Address: 200 Hawkins Drive, Iowa City, IA 52242, USA.
Table 1.JPG
Table 1. Summary of patients treated
Table 2.JPG
Table 2. Staging
Table 3.JPG
Table 3. TMN staging

Editor-in-Chief’s Comment

The submitted paper "Differentiated Thyroid Cancer: Management and Treatment in a Community Hospital and Guidelines to Lower Morbidity" may bring attention of to be less aggressive with the initial surgery and the dose of the adjuvant radioiodine therapy. It does not give new insights and data but is of value for geenral practice.
ResponseWe appreciated the comment and have directed the manuscript to achieve the goal of bringing attention to the potential to individualize therapy and thereby reduce the aggressiveness of therapy for many patients. 

Editor’s Comment

The manuscript needs to be revised according to the format of an original article, ie introduction, method, results, and discussion. The format revisions include the abstract and the main manuscript. Otherwise, this article should be categorised into "Letter to Editor".
ResponseThe article is now re-formatted as an original article with an introduction, methods, results and discussion section.

Reviewer 1 Comments

  1. Authors should provide a brief review of the literature addressing the following issues: (1) limitations and/or flaws in previous studies, (2) unresolved gaps in the research, and (3) contradictory outcomes between studies.
    ResponseThe introduction and discussion are substantially re-written to address gaps in knowledge and inconsistency in the current literature.
     
  2. The research question must be clearly defined in the introduction section.
    Response
    The purpose of the research and question addressed are now clarified in the abstract and introduction.
     
  3. Research outcomes should be compared with those obtained in previous studies. Possible explanations should be proposed in cases where the current findings are inconsistent with those in the literature.
    ResponseThe data is presented and compared to previous studies.  The results are not significantly different than those in the literature. Differences are highlighted.
     
  4. In the discussion section, authors should include a discussion on applying the current research to yield findings of clinical significance.
    ResponseThe results are used to highlight higher risk versus lower risk patients.  This opens the discussion for potential individualization of therapy.
     
  5. Conclusions should be more concise and presented as a subjective interpretation by the researchers.
    ResponseConclusions are made more concise and identified as interpretations of the authors.

Reviewer 2 Comments

  1. Authors must specify the criteria used for the inclusion and exclusion of participants in the method section.
    ResponseThe study included all patients arriving to the community hospital.  This is clarified in the methods section.
     
  2. The study design should be categorized as follows: case-control or cohort study in the method section.
    ResponseThe trial design is clarified in the methods section.
     
  3. Authors should include a comprehensive description of the strengths and limitations of the research in the discussion section.
    ResponseThe discussion includes a clear description of the limits of the study.

Reviewer 3 Comments

  1. The objectives of the study should be relevant to the research question and outlined explicitly at the end of the Introduction.
    ResponseThe objectives and purpose of the study are clarified in the introduction.
     
  2. In the method section, the inclusion of references to information sources pertaining to materials and procedures is not enough.

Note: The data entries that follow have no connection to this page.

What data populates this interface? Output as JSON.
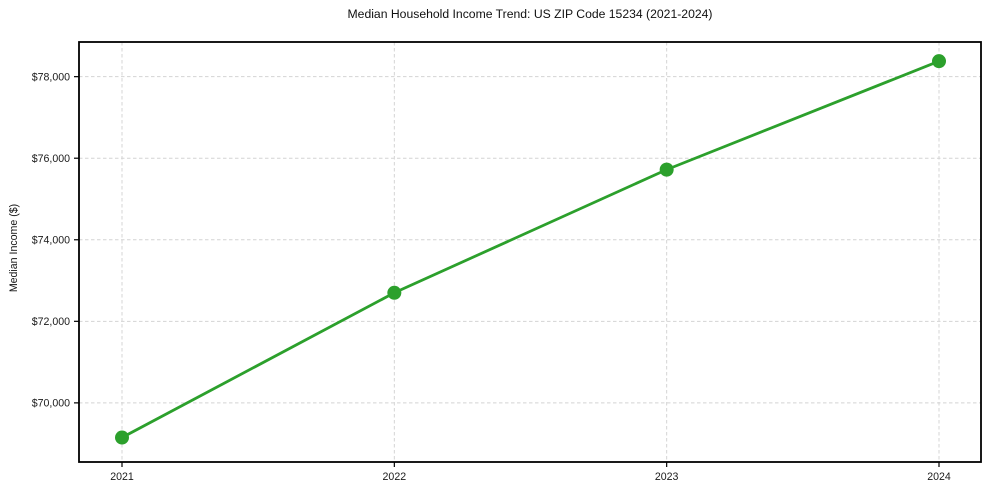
{
  "chart_data": {
    "type": "line",
    "title": "Median Household Income Trend: US ZIP Code 15234 (2021-2024)",
    "xlabel": "",
    "ylabel": "Median Income ($)",
    "categories": [
      "2021",
      "2022",
      "2023",
      "2024"
    ],
    "values": [
      69150,
      72700,
      75720,
      78380
    ],
    "y_tick_values": [
      70000,
      72000,
      74000,
      76000,
      78000
    ],
    "y_tick_labels": [
      "$70,000",
      "$72,000",
      "$74,000",
      "$76,000",
      "$78,000"
    ],
    "ylim": [
      68550,
      78850
    ],
    "grid": true,
    "legend_position": "none",
    "line_color": "#2ca02c",
    "marker_color": "#2ca02c",
    "grid_color": "#d4d4d4",
    "axis_color": "#000000",
    "text_color": "#1a1a1a"
  }
}
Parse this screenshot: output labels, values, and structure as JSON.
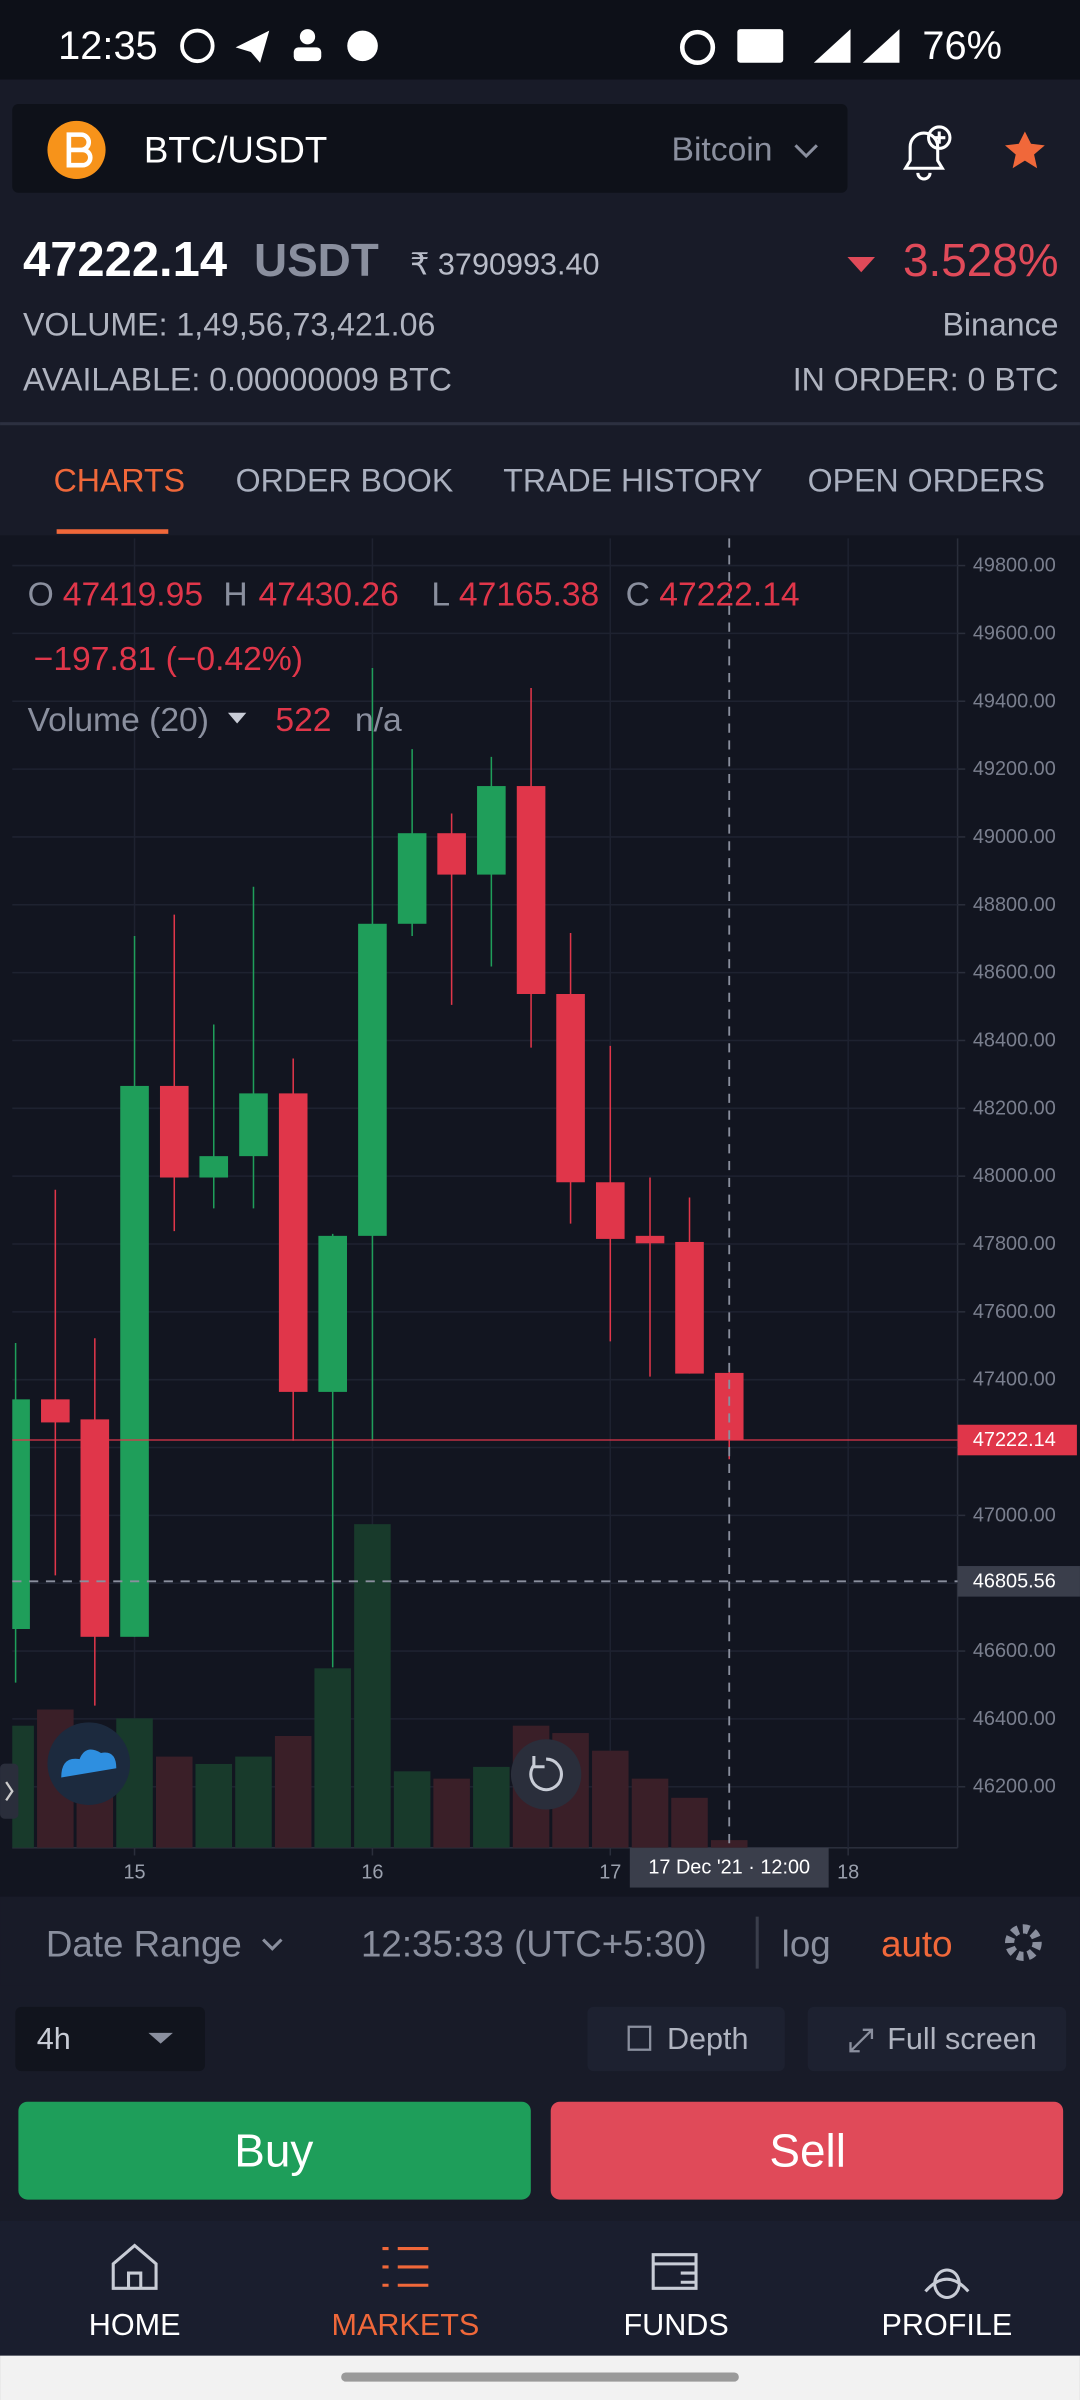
{
  "status_bar": {
    "time": "12:35",
    "battery": "76%"
  },
  "header": {
    "pair": "BTC/USDT",
    "name": "Bitcoin"
  },
  "ticker": {
    "last": "47222.14",
    "quote": "USDT",
    "inr": "₹ 3790993.40",
    "change": "3.528%",
    "volume": "VOLUME: 1,49,56,73,421.06",
    "exchange": "Binance",
    "available": "AVAILABLE: 0.00000009 BTC",
    "in_order": "IN ORDER: 0 BTC"
  },
  "tabs": [
    "CHARTS",
    "ORDER BOOK",
    "TRADE HISTORY",
    "OPEN ORDERS"
  ],
  "chart_data": {
    "type": "candlestick",
    "legend": {
      "ohlc": [
        {
          "label": "O",
          "value": "47419.95"
        },
        {
          "label": "H",
          "value": "47430.26"
        },
        {
          "label": "L",
          "value": "47165.38"
        },
        {
          "label": "C",
          "value": "47222.14"
        }
      ],
      "change": "−197.81 (−0.42%)",
      "volume_label": "Volume (20)",
      "volume_value": "522",
      "volume_ma": "n/a"
    },
    "x": [
      14.5,
      14.667,
      14.833,
      15,
      15.167,
      15.333,
      15.5,
      15.667,
      15.833,
      16,
      16.167,
      16.333,
      16.5,
      16.667,
      16.833,
      17,
      17.167,
      17.333,
      17.5
    ],
    "open": [
      46665,
      47342,
      47283,
      46642,
      48266,
      47996,
      48059,
      48244,
      47364,
      47824,
      48744,
      49011,
      48889,
      49150,
      48537,
      47982,
      47824,
      47806,
      47419.95
    ],
    "high": [
      47508,
      47960,
      47522,
      48708,
      48771,
      48447,
      48853,
      48347,
      47830,
      49498,
      49259,
      49069,
      49236,
      49439,
      48717,
      48384,
      47996,
      47937,
      47430.26
    ],
    "low": [
      46507,
      46823,
      46439,
      46642,
      47838,
      47905,
      47905,
      47220,
      46552,
      47220,
      48708,
      48505,
      48618,
      48379,
      47860,
      47513,
      47409,
      47418,
      47165.38
    ],
    "close": [
      47342,
      47274,
      46642,
      48266,
      47996,
      48059,
      48244,
      47364,
      47824,
      48744,
      49011,
      48889,
      49150,
      48537,
      47982,
      47815,
      47802,
      47418,
      47222.14
    ],
    "volume": [
      8300,
      9400,
      6800,
      8800,
      6200,
      5700,
      6200,
      7600,
      12200,
      22000,
      5200,
      4700,
      5500,
      8300,
      7800,
      6600,
      4700,
      3400,
      522
    ],
    "up_color": "#1f9e5a",
    "down_color": "#e0364a",
    "volume_up_color": "#183a2b",
    "volume_down_color": "#3a1f28",
    "volume_lim": [
      0,
      89000
    ],
    "xlim": [
      14.486,
      18.46
    ],
    "xticks": [
      15,
      16,
      17,
      18
    ],
    "ylim": [
      46020,
      49880
    ],
    "yticks": [
      {
        "value": 49800,
        "label": "49800.00"
      },
      {
        "value": 49600,
        "label": "49600.00"
      },
      {
        "value": 49400,
        "label": "49400.00"
      },
      {
        "value": 49200,
        "label": "49200.00"
      },
      {
        "value": 49000,
        "label": "49000.00"
      },
      {
        "value": 48800,
        "label": "48800.00"
      },
      {
        "value": 48600,
        "label": "48600.00"
      },
      {
        "value": 48400,
        "label": "48400.00"
      },
      {
        "value": 48200,
        "label": "48200.00"
      },
      {
        "value": 48000,
        "label": "48000.00"
      },
      {
        "value": 47800,
        "label": "47800.00"
      },
      {
        "value": 47600,
        "label": "47600.00"
      },
      {
        "value": 47400,
        "label": "47400.00"
      },
      {
        "value": 47200,
        "label": "47200.00"
      },
      {
        "value": 47000,
        "label": "47000.00"
      },
      {
        "value": 46800,
        "label": "46800.00"
      },
      {
        "value": 46600,
        "label": "46600.00"
      },
      {
        "value": 46400,
        "label": "46400.00"
      },
      {
        "value": 46200,
        "label": "46200.00"
      }
    ],
    "grid": true,
    "last_price": {
      "value": 47222.14,
      "label": "47222.14"
    },
    "crosshair_price": {
      "value": 46805.56,
      "label": "46805.56"
    },
    "crosshair_time": {
      "value": 17.5,
      "label": "17 Dec '21 · 12:00"
    }
  },
  "toolbar": {
    "date_range": "Date Range",
    "clock": "12:35:33 (UTC+5:30)",
    "log": "log",
    "auto": "auto"
  },
  "controls": {
    "interval": "4h",
    "depth": "Depth",
    "fullscreen": "Full screen"
  },
  "actions": {
    "buy": "Buy",
    "sell": "Sell"
  },
  "nav": [
    "HOME",
    "MARKETS",
    "FUNDS",
    "PROFILE"
  ]
}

Authors must include thorough descriptions of all experiment materials and methods.
    ResponseThe experimental methods have been clarified.
     
  3. Authors must acknowledge the possibility that bias has been introduced at any stage of the study, including selection bias (a non-representative study population) and information bias (imprecise measurements or incorrect recording of outcomes).
    ResponsePotential sources of bias are specifically addressed in the discussion section.  Potential confounding information is also discussed.